Major Macroeconomic Challenges For India


Major Macroeconomic Challenges For India


According to a Morgan Stanley report, irrespective of growth indicators of Indian economy showing cues of stabilization, the macroeconomic conditions have deteriorated. For a country to attract large institutional investors, it must grow at a faster pace and have low government deficits, interest rates, and inflation.

Investors lay high emphasis on aspects including inflation, fiscal deficit, and current account deficit, balance of payment and investor growth, while investing in a country.


Key macro- economic challenges for India, at present, include:

  • Inflation:  Rising Wages, property prices and food prices have all surged inflation in our country, manifesting a bleaker outlook. The RBI has often spoken about the imminent problems that the country may face, owing to inflation. RBI Governor Subbarao has stated that while the wholesale price inflation has fallen to 7.18% for December 2012, it is comparatively higher and needs to be lowered. The government has been unable to bring down borrowing rate as it may further trigger inflation with money becoming cheaper.

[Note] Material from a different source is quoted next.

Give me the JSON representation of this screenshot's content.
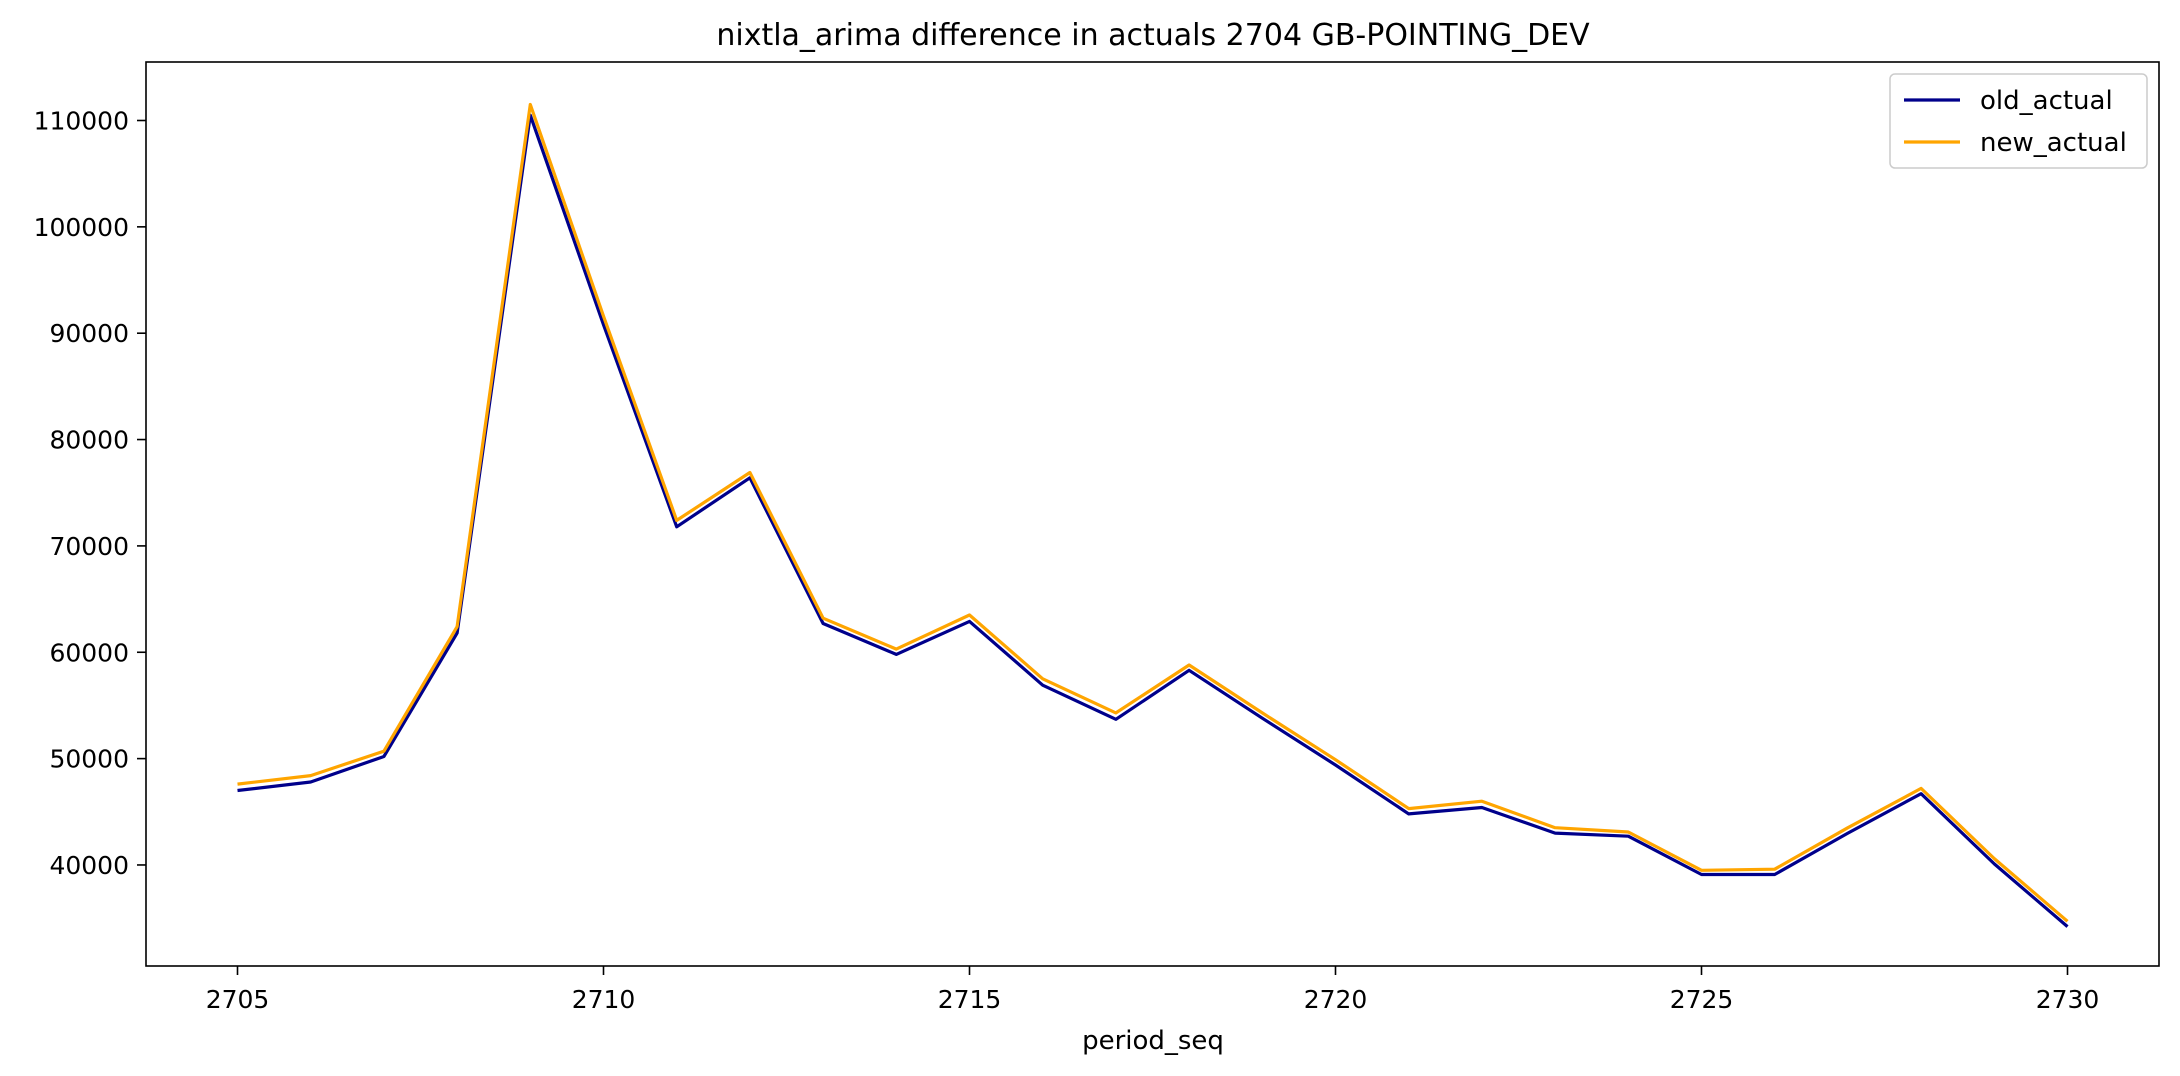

Credit rating agency, Crisil in a note mentioned that there are high chances of inflation booming in 2014, owing to overspending during the upcoming election and the rise in the price of commodity and oil.


  • Current Account Deficit: India’s present current account deficit stands at 5.4% of the GDP, since we have been a net importer of goods and services. Throughout the past years, exports have been declining and imports are on the rise. We have been constantly banking on foreign capital flows to keep up with the pace of rising US dollar demand. In order to continue foreign portfolio inflows, the Government has  postponed the enforcement of GAAR.
  • Fiscal Deficit: The Government ‘s expenditure has been more than its earnings with respect to tax revenues and other such means , resulting in a high fiscal deficit. Hence, the borrowings from the RBI, have been rising sharply. A recent report has mentioned that the government has not taken any constructive step in cutting down the fiscal deficit wherein it has to curtail the expenditure and strengthen its reserves. Apart from that, the report also mentions that the government has to spend around Rs. 3,00,000 crore to eke out and provide job opportunities, food, fertilizer and reasonably priced fuel by 2013-14 that could further put a dent in the country’s reserves, resulting in high demand for money and interest rates.
  • Balance of Payment: India has to bank on external finances, extensively for the huge amount of imported goods and services that it has to cater.  The debts have increased two- fold in the last five years as the country’s current overall fiscal debt is being reported to be $ 36 bn for 2012-2013, leading to a slowdown in the capital inflows. The situation can turn out to be volatile owing to the repercussions of the balance of payment crisis. In order to grapple with the problem and pull the plug, India must endeavor to boost its exports.
  • Investment growth:  India’s gross fixed capital formation has fallen to around 2%, showing no signs of recuperation, since the last four quarters. RBI stated that this is the lowest rate, the country has seen since 2008-2009, exhibiting the reluctance of investors.


Gross fixed capital formation represents the rate at which new assets are created and investments are made by businesses and the government.

Experts consider the country’s rising gold imports as the triggering factor for its macro- economic stability. Kotak Mahindra, in its report, mentioned that India has invested around $ 124bn in gold assets between 2004 and 2008. On the contradictory, the government‘s planned expenditure in the 11th five year plan for infrastructure was 25% of the same.


The country’s growth potential could be severely affected if the government does not take any constructive step to address the macroeconomic imbalances.